I’d been avoiding Erik, because I honestly wasn’t sure what I wanted to do about whatever it was we were doing. As a couple, we were never in sync. When I wanted something more, he didn’t, and vice versa. He must have sensed me backing away because now he was doing his best to reel me back in. After turning him down for the symphony and dinner at Barbetta, he pulled out all the stops with an invitation to join him over Memorial Day weekend at his family’s home in the Berkshires. On paper it sounded great—everything I’d ever wanted. Again, I questioned if I was sabotaging myself, but I hadn’t even known his family had a place in the Berkshires, which seemed like something to know before going there and being introduced as . . . what? His girlfriend, the girl he was sleeping with? In the end, I couldn’t do it. I lied and said I had other plans even though I knew I’d be looking at a long, lonely weekend.

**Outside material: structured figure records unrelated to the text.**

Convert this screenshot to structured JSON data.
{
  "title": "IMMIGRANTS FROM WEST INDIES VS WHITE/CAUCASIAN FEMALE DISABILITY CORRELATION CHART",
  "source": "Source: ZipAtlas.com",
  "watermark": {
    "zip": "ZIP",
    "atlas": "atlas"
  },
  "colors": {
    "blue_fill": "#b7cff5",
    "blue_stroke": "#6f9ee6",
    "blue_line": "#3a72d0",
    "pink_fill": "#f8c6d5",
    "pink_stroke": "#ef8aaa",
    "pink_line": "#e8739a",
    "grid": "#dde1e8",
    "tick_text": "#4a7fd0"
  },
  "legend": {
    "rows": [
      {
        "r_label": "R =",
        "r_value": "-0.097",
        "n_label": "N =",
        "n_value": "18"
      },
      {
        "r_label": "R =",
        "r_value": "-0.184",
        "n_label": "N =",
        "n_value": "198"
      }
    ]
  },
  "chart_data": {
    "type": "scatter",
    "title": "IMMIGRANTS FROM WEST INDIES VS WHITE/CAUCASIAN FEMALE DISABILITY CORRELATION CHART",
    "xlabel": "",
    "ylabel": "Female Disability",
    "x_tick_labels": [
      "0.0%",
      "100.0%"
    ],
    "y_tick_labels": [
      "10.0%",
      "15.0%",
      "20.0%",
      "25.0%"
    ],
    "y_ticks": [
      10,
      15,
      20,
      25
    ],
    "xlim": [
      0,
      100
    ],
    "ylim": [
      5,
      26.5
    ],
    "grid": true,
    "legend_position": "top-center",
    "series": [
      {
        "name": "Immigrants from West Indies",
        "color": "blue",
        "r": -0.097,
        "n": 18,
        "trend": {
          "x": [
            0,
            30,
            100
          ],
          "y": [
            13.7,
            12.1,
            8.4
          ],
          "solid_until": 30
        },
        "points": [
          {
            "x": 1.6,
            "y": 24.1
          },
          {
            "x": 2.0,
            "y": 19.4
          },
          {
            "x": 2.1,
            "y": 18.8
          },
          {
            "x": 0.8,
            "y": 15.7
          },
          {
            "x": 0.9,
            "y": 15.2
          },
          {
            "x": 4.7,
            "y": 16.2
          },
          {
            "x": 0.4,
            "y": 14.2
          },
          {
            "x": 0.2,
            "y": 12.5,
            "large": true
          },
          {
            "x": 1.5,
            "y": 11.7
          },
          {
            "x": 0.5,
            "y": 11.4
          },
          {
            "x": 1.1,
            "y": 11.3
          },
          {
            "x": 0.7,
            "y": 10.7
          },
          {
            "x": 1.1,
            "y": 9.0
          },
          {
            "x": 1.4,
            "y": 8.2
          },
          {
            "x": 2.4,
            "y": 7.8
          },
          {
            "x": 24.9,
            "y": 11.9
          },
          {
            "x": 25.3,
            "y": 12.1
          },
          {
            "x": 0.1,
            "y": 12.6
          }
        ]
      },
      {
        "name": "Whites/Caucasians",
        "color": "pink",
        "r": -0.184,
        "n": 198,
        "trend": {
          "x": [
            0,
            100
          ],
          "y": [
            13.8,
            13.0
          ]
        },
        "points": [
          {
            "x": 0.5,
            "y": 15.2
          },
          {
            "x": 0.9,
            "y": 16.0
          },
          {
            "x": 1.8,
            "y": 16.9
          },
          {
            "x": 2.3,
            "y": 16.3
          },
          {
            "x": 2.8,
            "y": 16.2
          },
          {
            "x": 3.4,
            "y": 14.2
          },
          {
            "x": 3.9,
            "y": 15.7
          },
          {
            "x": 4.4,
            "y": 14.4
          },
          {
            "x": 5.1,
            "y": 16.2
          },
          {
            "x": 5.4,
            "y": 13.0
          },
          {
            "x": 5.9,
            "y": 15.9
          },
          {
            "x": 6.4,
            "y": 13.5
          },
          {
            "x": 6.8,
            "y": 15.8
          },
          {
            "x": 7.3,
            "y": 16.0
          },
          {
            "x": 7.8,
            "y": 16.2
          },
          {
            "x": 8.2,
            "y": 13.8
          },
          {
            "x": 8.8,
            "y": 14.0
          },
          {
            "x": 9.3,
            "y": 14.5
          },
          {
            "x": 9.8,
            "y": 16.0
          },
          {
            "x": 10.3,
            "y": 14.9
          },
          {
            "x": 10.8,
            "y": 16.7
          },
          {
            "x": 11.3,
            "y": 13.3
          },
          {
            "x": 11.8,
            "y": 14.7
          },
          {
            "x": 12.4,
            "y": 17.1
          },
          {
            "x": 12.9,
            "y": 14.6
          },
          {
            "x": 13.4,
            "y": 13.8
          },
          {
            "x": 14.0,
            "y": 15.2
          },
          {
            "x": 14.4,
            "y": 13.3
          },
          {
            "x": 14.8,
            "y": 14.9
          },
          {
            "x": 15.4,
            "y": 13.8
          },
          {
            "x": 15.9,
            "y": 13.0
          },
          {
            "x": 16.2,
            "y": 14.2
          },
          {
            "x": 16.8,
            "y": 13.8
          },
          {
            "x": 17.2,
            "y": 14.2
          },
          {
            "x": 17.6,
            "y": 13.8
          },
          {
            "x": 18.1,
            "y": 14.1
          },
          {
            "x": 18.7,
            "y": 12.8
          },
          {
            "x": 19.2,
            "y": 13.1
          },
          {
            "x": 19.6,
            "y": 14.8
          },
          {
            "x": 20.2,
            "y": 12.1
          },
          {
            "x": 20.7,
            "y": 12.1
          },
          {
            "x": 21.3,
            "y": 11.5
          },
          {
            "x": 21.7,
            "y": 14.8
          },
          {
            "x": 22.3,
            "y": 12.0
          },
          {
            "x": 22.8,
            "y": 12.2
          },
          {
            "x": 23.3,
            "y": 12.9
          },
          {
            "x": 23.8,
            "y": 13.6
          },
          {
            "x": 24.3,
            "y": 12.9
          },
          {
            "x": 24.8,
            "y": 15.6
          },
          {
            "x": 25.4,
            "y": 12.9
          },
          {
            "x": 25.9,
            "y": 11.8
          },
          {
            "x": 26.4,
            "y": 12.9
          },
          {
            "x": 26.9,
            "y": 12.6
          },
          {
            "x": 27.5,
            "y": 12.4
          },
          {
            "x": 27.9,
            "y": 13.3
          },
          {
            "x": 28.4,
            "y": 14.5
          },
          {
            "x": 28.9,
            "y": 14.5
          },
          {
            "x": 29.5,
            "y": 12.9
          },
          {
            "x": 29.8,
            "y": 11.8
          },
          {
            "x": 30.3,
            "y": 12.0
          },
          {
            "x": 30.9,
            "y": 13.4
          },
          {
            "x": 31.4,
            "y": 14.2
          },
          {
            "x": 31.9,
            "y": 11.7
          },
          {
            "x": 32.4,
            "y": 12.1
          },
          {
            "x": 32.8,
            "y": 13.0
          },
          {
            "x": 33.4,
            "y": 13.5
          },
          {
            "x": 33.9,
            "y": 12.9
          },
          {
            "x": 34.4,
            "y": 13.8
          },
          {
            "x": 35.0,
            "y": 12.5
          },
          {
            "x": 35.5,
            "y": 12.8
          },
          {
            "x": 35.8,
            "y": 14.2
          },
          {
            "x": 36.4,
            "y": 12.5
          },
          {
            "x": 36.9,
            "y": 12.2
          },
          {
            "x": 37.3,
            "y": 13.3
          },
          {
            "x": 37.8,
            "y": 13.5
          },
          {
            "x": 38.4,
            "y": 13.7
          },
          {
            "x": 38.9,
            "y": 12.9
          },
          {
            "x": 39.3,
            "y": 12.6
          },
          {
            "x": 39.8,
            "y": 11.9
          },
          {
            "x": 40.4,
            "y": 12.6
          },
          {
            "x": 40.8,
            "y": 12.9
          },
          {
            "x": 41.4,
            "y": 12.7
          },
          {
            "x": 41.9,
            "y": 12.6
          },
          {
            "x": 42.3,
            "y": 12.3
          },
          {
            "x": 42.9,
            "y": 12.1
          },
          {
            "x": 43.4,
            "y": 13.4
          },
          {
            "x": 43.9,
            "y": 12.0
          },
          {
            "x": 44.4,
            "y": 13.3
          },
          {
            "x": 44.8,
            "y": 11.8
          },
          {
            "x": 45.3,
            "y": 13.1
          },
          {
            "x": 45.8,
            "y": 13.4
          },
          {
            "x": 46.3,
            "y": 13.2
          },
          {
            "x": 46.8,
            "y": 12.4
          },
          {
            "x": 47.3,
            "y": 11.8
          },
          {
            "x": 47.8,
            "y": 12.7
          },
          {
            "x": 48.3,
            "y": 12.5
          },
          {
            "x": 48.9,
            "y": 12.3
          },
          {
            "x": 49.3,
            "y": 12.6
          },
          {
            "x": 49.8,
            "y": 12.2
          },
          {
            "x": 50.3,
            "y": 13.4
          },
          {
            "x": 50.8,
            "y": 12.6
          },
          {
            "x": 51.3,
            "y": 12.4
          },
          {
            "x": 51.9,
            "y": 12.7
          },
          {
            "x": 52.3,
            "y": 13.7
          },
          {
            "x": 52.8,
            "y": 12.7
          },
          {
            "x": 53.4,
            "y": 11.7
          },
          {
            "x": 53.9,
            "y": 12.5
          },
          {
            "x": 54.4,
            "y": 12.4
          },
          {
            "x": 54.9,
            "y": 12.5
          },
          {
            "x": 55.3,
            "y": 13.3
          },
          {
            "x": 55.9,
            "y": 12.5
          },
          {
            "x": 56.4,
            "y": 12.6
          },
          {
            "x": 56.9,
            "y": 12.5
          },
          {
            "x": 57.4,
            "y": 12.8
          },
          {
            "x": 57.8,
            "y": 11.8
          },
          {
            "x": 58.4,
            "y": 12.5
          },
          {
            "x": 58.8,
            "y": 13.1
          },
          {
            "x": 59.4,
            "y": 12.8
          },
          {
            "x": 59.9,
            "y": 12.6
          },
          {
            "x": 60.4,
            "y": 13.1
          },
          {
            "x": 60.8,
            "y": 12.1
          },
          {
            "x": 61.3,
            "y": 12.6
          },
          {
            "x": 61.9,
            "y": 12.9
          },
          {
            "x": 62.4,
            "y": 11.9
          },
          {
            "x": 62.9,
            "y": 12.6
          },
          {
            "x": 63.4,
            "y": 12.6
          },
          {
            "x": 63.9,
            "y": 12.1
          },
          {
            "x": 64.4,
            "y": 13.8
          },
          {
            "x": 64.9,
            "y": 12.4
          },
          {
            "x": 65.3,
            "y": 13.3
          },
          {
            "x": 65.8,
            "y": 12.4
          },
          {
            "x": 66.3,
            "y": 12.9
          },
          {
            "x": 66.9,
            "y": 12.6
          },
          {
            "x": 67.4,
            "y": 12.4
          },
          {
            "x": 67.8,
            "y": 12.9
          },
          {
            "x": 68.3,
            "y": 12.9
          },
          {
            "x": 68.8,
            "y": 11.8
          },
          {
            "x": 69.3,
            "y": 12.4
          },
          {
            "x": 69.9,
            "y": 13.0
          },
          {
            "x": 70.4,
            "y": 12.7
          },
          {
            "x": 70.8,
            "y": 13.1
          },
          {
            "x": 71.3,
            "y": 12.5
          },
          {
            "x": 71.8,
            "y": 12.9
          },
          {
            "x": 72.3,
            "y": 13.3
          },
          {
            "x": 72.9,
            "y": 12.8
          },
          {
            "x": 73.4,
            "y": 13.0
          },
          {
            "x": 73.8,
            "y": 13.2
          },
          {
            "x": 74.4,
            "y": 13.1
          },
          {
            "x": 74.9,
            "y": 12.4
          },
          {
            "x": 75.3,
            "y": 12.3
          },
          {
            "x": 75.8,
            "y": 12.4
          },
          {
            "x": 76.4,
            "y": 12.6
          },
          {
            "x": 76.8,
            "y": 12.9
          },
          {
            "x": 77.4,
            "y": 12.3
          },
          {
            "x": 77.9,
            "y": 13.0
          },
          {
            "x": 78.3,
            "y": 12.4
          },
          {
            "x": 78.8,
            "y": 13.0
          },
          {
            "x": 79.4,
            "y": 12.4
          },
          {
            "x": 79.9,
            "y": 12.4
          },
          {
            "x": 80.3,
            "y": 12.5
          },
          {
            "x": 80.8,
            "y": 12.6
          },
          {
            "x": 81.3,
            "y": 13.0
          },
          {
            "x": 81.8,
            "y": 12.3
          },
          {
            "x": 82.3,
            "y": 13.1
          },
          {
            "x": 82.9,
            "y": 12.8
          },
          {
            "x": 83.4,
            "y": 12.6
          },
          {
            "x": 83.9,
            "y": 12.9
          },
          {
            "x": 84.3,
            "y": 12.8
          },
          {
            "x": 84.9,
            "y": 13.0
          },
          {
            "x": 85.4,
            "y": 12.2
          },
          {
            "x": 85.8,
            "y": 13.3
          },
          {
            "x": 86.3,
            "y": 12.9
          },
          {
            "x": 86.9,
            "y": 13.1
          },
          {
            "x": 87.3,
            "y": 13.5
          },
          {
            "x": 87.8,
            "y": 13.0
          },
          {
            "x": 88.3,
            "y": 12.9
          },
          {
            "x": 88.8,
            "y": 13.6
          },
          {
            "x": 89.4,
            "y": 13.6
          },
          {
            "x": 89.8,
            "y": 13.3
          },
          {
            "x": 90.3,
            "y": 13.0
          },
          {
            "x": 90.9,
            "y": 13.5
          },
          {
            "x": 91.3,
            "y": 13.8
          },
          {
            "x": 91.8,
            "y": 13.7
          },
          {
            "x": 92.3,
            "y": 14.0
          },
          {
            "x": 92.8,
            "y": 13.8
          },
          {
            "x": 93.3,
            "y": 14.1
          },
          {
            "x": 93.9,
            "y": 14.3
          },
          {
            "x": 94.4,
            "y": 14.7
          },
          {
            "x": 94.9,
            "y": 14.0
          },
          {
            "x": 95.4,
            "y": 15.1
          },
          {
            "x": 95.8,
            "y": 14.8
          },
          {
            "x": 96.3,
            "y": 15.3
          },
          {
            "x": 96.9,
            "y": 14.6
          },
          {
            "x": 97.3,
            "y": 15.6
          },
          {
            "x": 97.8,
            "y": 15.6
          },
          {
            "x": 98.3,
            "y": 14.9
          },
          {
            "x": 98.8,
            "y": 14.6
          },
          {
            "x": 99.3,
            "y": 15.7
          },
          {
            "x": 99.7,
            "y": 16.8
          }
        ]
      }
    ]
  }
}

The veterinarian’s office was on Third Avenue between 71st and 72nd. The waiting room was crowded and noisy, a combination of barking and hissing, the jangle of collars and dog tags, the sounds of toenails clicking against the linoleum floor. It had an odd smell, too, like years of pet accidents covered up with Clorox. A tuckered-out puppy with big floppy ears lay listlessly on its side, breathing hard.
I explained that I was there to pick up Mrs. Brown’s cat, and moments later the receptionist came back with a carrier that looked like a red toolbox with a wire mesh door. Gregory’s big blue eyes stared at me from inside. I stuck my finger through the wire mesh and tried to reassure him that everything was okay, I was there to take him home.